Mr Farrell stands behind his wife. He runs his hands through her hair. The same now as it was a year after they were married. After it had grown. She was beautiful with long hair. So much different from the shaven skull. He remembers the texture of her head when he helped lift her into the truck. The stench of death is overpowering. Mortal flesh and broken limbs. He sees a coffin disappearing beneath the soil, but the Nazis didn’t waste money on wooden boxes. He wonders how many times she was raped by the Ukrainian guards. He tells her that Mary Peacock is a sad and bitter woman. That life has been cruel to her in its own way. That she needs something at which to direct her hatred. It is not right, but it is the truth.
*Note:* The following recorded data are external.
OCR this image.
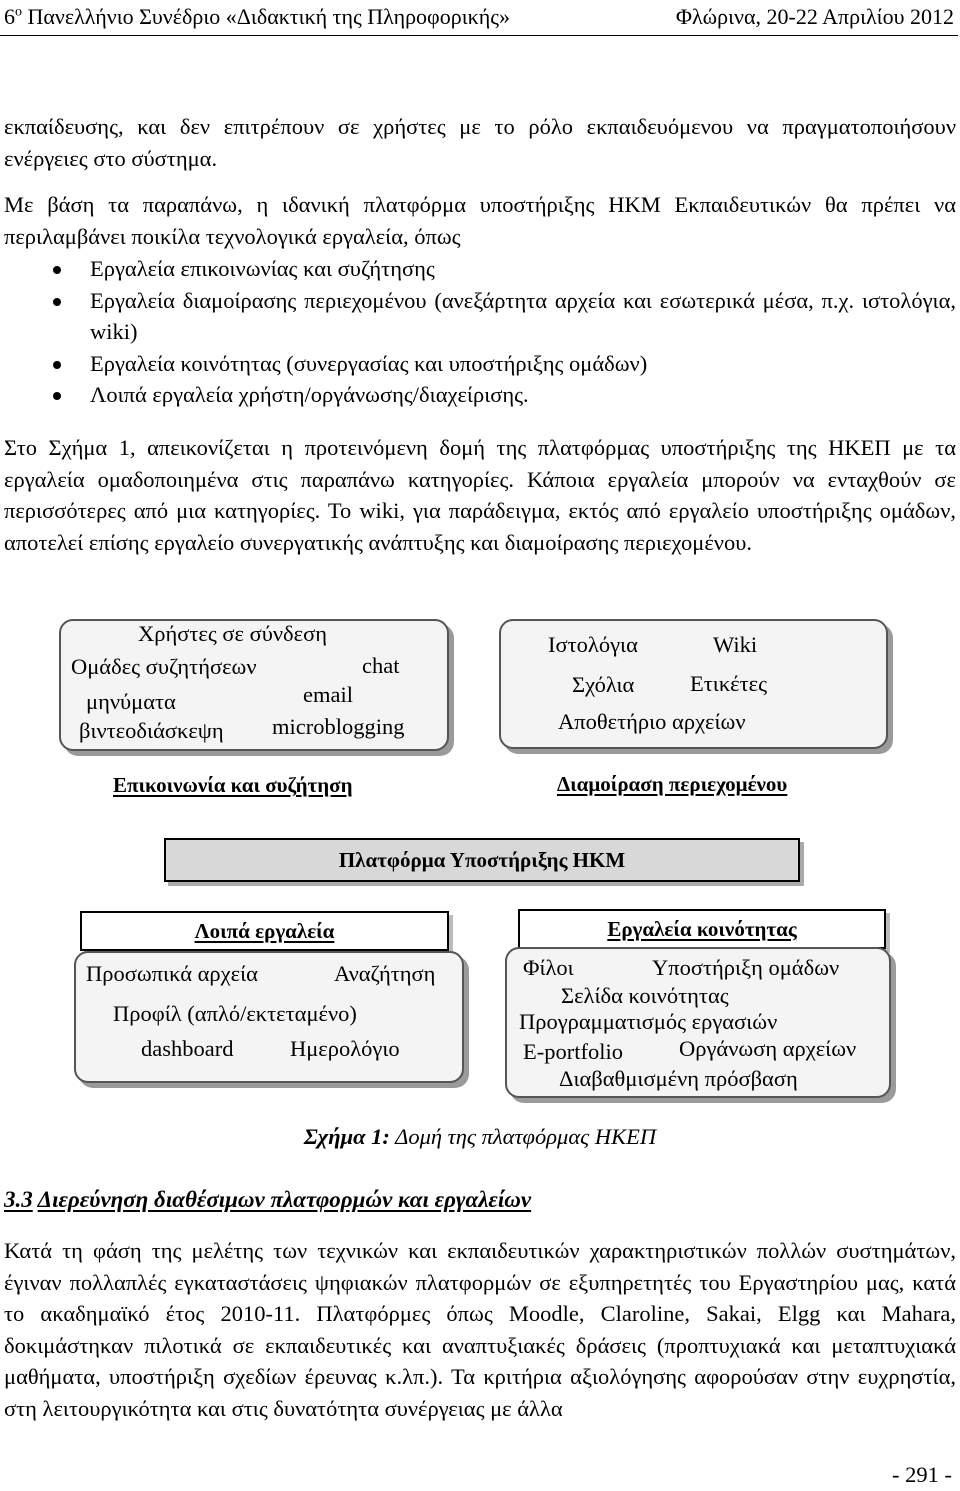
$6^o$ Πανελλήνιο Συνέδριο «Διδακτική της Πληροφορικής»	Φλώρινα, 20-22 Απριλίου 2012
εκπαίδευσης, και δεν επιτρέπουν σε χρήστες με το ρόλο εκπαιδευόμενου να πραγματοποιήσουν ενέργειες στο σύστημα.
Με βάση τα παραπάνω, η ιδανική πλατφόρμα υποστήριξης ΗΚΜ Εκπαιδευτικών θα πρέπει να περιλαμβάνει ποικίλα τεχνολογικά εργαλεία, όπως
Εργαλεία επικοινωνίας και συζήτησης
Εργαλεία διαμοίρασης περιεχομένου (ανεξάρτητα αρχεία και εσωτερικά μέσα, π.χ. ιστολόγια, wiki)
Εργαλεία κοινότητας (συνεργασίας και υποστήριξης ομάδων)
Λοιπά εργαλεία χρήστη/οργάνωσης/διαχείρισης.
Στο Σχήμα 1, απεικονίζεται η προτεινόμενη δομή της πλατφόρμας υποστήριξης της ΗΚΕΠ με τα εργαλεία ομαδοποιημένα στις παραπάνω κατηγορίες. Κάποια εργαλεία μπορούν να ενταχθούν σε περισσότερες από μια κατηγορίες. Το wiki, για παράδειγμα, εκτός από εργαλείο υποστήριξης ομάδων, αποτελεί επίσης εργαλείο συνεργατικής ανάπτυξης και διαμοίρασης περιεχομένου.
Χρήστες σε σύνδεση
Ομάδες συζητήσεων	chat
email
μηνύματα
βιντεοδιάσκεψη microblogging
Επικοινωνία και συζήτηση
Ιστολόγια	Wiki
Σχόλια Ετικέτες
Αποθετήριο αρχείων
Διαμοίραση περιεχομένου
Πλατφόρμα Υποστήριξης ΗΚΜ
Λοιπά εργαλεία
Προσωπικά αρχεία	Αναζήτηση
Προφίλ (απλό/εκτεταμένο)
dashboard	Ημερολόγιο
Εργαλεία κοινότητας
Φίλοι	Υποστήριξη ομάδων
Σελίδα κοινότητας
Προγραμματισμός εργασιών
E-portfolio Οργάνωση αρχείων
Διαβαθμισμένη πρόσβαση
Σχήμα 1: Δομή της πλατφόρμας ΗΚΕΠ
3.3 Διερεύνηση διαθέσιμων πλατφορμών και εργαλείων
Κατά τη φάση της μελέτης των τεχνικών και εκπαιδευτικών χαρακτηριστικών πολλών συστημάτων, έγιναν πολλαπλές εγκαταστάσεις ψηφιακών πλατφορμών σε εξυπηρετητές του Εργαστηρίου μας, κατά το ακαδημαϊκό έτος 2010-11. Πλατφόρμες όπως Moodle, Claroline, Sakai, Elgg και Mahara, δοκιμάστηκαν πιλοτικά σε εκπαιδευτικές και αναπτυξιακές δράσεις (προπτυχιακά και μεταπτυχιακά μαθήματα, υποστήριξη σχεδίων έρευνας κ.λπ.). Τα κριτήρια αξιολόγησης αφορούσαν στην ευχρηστία, στη λειτουργικότητα και στις δυνατότητα συνέργειας με άλλα
- 291 -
After reading the paper and eating a breakfast of egg and toast, Mr Farrell smartens himself up in front of the mirror. He spends time on his hair making sure it is combed properly. His wife is sitting at a window staring towards the common. She will stay at home while he attends the ceremony. She prefers to stay indoors these days. Three years since she last left the flat. He kisses her on the cheek and she pulls him towards her. There are tears on his cheeks. He smells the salt and disentangles himself. He must go. He doesn’t want to miss the train.
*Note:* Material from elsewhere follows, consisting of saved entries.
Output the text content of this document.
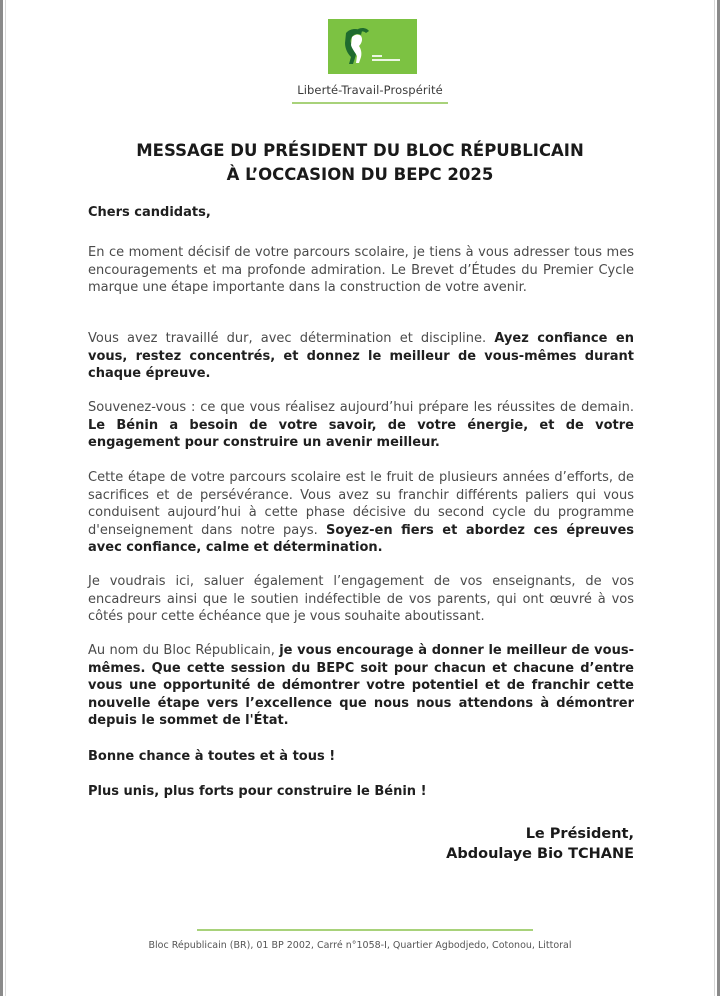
Liberté-Travail-Prospérité
MESSAGE DU PRÉSIDENT DU BLOC RÉPUBLICAIN
À L’OCCASION DU BEPC 2025

Chers candidats,

En ce moment décisif de votre parcours scolaire, je tiens à vous adresser tous mes encouragements et ma profonde admiration. Le Brevet d’Études du Premier Cycle marque une étape importante dans la construction de votre avenir.

Vous avez travaillé dur, avec détermination et discipline. Ayez confiance en vous, restez concentrés, et donnez le meilleur de vous-mêmes durant chaque épreuve.

Souvenez-vous : ce que vous réalisez aujourd’hui prépare les réussites de demain. Le Bénin a besoin de votre savoir, de votre énergie, et de votre engagement pour construire un avenir meilleur.

Cette étape de votre parcours scolaire est le fruit de plusieurs années d’efforts, de sacrifices et de persévérance. Vous avez su franchir différents paliers qui vous conduisent aujourd’hui à cette phase décisive du second cycle du programme d'enseignement dans notre pays. Soyez-en fiers et abordez ces épreuves avec confiance, calme et détermination.

Je voudrais ici, saluer également l’engagement de vos enseignants, de vos encadreurs ainsi que le soutien indéfectible de vos parents, qui ont œuvré à vos côtés pour cette échéance que je vous souhaite aboutissant.

Au nom du Bloc Républicain, je vous encourage à donner le meilleur de vous-mêmes. Que cette session du BEPC soit pour chacun et chacune d’entre vous une opportunité de démontrer votre potentiel et de franchir cette nouvelle étape vers l’excellence que nous nous attendons à démontrer depuis le sommet de l'État.

Bonne chance à toutes et à tous !

Plus unis, plus forts pour construire le Bénin !

Le Président,
Abdoulaye Bio TCHANE
Bloc Républicain (BR), 01 BP 2002, Carré n°1058-I, Quartier Agbodjedo, Cotonou, Littoral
Fifteen minutes later Mr Farrell is standing on the platform at Hounslow East. A train arrives and he chooses a seat. The carriage is almost empty. Two youths in leather jackets sit opposite a man with two young children. They are the only others aboard. The youths consider themselves patriots and verbally abuse the man and his children. They are smelly Pak
i bastards. They should be exterminated. Wiped off the face of the earth. The only good wog is a dead wog. Adolf Hitler had the right idea. There ain’t no black in the Union Jack. The holocaust is a myth. A blatant lie put about by the Jews who control the media. Part of a Jewish Bolshevik Asiatic Zionist world conspiracy. Look at what the Zionists have done to the Palestinian people, though they’re just a bunch of smelly Arab shit-stabbers. Nothing’s as bad as a Paki though.
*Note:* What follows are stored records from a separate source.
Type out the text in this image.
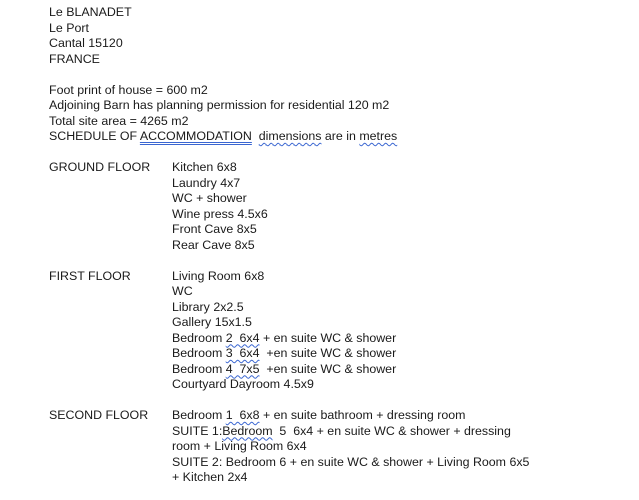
Le BLANADET
Le Port
Cantal 15120
FRANCE
Foot print of house = 600 m2
Adjoining Barn has planning permission for residential 120 m2
Total site area = 4265 m2
SCHEDULE OF ACCOMMODATION dimensions are in metres
GROUND FLOOR Kitchen 6x8
Laundry 4x7
WC + shower
Wine press 4.5x6
Front Cave 8x5
Rear Cave 8x5
FIRST FLOOR	Living Room 6x8
WC
Library 2x2.5
Gallery 15x1.5
Bedroom 2  6x4 + en suite WC & shower
Bedroom 3  6x4  +en suite WC & shower
Bedroom 4  7x5  +en suite WC & shower
Courtyard Dayroom 4.5x9
SECOND FLOOR Bedroom 1  6x8 + en suite bathroom + dressing room
SUITE 1:Bedroom  5  6x4 + en suite WC & shower + dressing
room + Living Room 6x4
SUITE 2: Bedroom 6 + en suite WC & shower + Living Room 6x5
+ Kitchen 2x4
The Indian leads his children to the doors at the next station. The taller of the boys stands, follows, punches the man in the face, splitting his lip. He laughs because the blood is red. The doors open and he kicks the kids onto the platform then turns back to his friend, the father torn between his children and the kind of violence which goes against his nature, opting for the crying kids. The youths share a joke and feel good together. The doors close and the train gathers speed. Mr Farrell is alone in the carriage with the two boys. He feels no fear. He is a white Anglo-Saxon Protestant male. He served in the war. An old soldier with the mark of the bulldog on his forearms, cut into the skin and filled with blue ink. He has killed for England and the English way of life. He is proud of his identity. He wears his poppy with honour.